Here’s what it comes down to with Fields, as addressed in our first mock:

“Fields is, and has been since high school, an elite talent. His legitimate concerns are anticipation and hesitation. He can identify when his receivers are going to come open, but he must improve at throwing those players open the moment he identifies it. That half-second of hesitation can be the difference in the NFL. But when you see everything else that’s stellar about Fields and think about Kyle Shanahan coaching him up and fixing those issues, well, that’s just too enticing to pass up.”

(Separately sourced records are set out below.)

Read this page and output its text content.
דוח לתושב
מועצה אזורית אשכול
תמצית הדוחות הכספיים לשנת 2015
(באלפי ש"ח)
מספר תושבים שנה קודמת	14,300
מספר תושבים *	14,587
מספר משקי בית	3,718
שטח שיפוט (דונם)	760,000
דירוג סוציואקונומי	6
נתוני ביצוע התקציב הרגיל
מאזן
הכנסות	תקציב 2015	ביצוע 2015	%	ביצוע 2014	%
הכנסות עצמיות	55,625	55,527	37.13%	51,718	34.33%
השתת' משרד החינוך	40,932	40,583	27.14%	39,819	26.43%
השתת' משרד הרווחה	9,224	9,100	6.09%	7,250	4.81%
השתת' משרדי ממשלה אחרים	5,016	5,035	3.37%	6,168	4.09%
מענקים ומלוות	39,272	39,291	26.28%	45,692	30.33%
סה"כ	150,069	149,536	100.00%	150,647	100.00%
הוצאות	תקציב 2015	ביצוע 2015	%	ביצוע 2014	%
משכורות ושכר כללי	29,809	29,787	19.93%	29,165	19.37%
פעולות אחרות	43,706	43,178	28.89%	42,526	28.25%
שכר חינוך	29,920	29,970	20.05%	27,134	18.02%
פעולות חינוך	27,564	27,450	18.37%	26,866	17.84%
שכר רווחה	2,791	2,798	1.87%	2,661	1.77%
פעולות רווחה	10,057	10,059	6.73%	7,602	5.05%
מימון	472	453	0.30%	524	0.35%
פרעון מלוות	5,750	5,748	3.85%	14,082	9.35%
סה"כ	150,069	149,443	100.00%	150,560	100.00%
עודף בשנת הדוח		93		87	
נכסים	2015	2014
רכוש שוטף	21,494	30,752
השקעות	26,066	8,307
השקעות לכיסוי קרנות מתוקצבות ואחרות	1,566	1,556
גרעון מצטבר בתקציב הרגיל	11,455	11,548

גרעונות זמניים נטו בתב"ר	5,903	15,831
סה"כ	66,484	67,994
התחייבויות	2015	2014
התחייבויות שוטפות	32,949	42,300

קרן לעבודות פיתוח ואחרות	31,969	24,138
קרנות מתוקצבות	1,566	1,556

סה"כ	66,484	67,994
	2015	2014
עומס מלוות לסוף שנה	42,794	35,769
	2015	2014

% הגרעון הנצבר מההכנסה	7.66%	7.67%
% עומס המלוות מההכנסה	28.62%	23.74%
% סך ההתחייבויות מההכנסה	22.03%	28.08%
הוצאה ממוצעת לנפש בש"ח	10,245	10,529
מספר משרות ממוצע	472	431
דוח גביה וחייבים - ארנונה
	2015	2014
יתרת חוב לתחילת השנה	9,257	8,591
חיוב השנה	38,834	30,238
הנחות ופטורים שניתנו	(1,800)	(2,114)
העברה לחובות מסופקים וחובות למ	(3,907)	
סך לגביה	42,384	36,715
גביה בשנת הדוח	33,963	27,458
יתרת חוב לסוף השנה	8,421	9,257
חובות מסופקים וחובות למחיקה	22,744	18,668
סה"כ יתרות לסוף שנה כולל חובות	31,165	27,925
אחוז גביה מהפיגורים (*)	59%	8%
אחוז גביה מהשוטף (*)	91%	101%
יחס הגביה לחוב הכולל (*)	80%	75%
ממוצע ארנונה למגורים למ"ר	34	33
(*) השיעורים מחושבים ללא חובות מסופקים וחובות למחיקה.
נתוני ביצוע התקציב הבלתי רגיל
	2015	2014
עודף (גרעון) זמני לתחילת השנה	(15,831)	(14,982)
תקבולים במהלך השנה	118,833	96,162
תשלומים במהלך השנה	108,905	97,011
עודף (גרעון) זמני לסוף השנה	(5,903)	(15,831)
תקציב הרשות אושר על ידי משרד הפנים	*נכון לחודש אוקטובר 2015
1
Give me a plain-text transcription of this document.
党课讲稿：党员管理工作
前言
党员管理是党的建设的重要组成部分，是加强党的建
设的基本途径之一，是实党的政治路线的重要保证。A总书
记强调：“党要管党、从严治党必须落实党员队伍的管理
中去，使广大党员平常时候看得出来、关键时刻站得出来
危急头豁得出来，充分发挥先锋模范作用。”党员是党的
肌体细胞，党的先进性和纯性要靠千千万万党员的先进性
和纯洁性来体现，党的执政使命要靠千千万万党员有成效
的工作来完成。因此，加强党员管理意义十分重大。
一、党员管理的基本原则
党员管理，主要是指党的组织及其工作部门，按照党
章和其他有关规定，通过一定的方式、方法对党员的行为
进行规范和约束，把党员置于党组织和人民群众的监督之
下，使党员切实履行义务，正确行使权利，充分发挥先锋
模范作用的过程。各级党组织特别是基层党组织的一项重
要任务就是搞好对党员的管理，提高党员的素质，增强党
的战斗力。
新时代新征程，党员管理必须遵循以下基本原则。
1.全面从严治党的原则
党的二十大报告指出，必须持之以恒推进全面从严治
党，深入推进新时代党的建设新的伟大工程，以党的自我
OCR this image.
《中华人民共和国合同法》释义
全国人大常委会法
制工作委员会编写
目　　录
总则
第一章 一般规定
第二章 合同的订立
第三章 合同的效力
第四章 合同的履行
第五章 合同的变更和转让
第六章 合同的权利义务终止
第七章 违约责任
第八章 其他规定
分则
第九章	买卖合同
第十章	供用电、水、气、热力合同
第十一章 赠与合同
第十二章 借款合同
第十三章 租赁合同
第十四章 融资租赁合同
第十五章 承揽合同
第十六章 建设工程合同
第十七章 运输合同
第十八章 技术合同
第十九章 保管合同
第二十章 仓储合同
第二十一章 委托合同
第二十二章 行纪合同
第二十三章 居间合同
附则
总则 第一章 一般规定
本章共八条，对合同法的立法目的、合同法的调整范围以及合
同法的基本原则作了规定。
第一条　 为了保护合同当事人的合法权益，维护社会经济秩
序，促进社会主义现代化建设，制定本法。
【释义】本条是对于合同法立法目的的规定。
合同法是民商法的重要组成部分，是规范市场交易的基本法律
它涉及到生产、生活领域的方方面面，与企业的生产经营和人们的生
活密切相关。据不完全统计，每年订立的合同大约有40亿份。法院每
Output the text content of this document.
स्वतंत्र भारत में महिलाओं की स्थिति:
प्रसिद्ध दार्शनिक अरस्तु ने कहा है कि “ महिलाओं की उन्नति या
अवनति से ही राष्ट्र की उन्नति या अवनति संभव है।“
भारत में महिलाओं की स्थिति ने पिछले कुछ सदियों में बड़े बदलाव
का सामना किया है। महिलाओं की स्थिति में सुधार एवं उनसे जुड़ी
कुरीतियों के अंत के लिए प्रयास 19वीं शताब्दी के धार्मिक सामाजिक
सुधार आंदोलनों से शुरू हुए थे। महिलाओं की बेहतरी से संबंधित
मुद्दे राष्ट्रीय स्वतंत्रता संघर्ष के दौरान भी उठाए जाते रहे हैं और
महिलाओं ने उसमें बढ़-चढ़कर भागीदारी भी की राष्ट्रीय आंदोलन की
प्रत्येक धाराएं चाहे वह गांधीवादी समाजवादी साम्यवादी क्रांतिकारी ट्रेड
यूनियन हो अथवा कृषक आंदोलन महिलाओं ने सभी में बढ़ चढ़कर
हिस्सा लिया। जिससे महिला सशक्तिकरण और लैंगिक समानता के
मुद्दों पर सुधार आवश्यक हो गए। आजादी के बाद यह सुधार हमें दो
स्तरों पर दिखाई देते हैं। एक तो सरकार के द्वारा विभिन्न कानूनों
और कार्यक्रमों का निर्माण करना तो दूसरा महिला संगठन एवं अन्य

And those concerns are why Trey Lance also makes sense. Lance has displayed better anticipation running a closer scheme to the 49ers than what Ohio State ran, and tends to deliver the ball quicker. The nebulous part of the Lance equation is that you have such limited tape on him against limited competition with such limited snaps that it’s hard to know how long he’ll take to develop,.

Fields has done it on the biggest stage time and time and time again against the most difficult defenses in college football for the last two seasons. Like, the guy threw six touchdowns against Clemson with an iffy rib in the national semifinal and then was stellar in the national championship (with no help from his defense). What are we doing here?

Jones, meanwhile, will be just fine. Hey, maybe he’ll be better than fine. But you don’t bet your career on just fine. And if you do, well, you deserve whatever consequences come with it.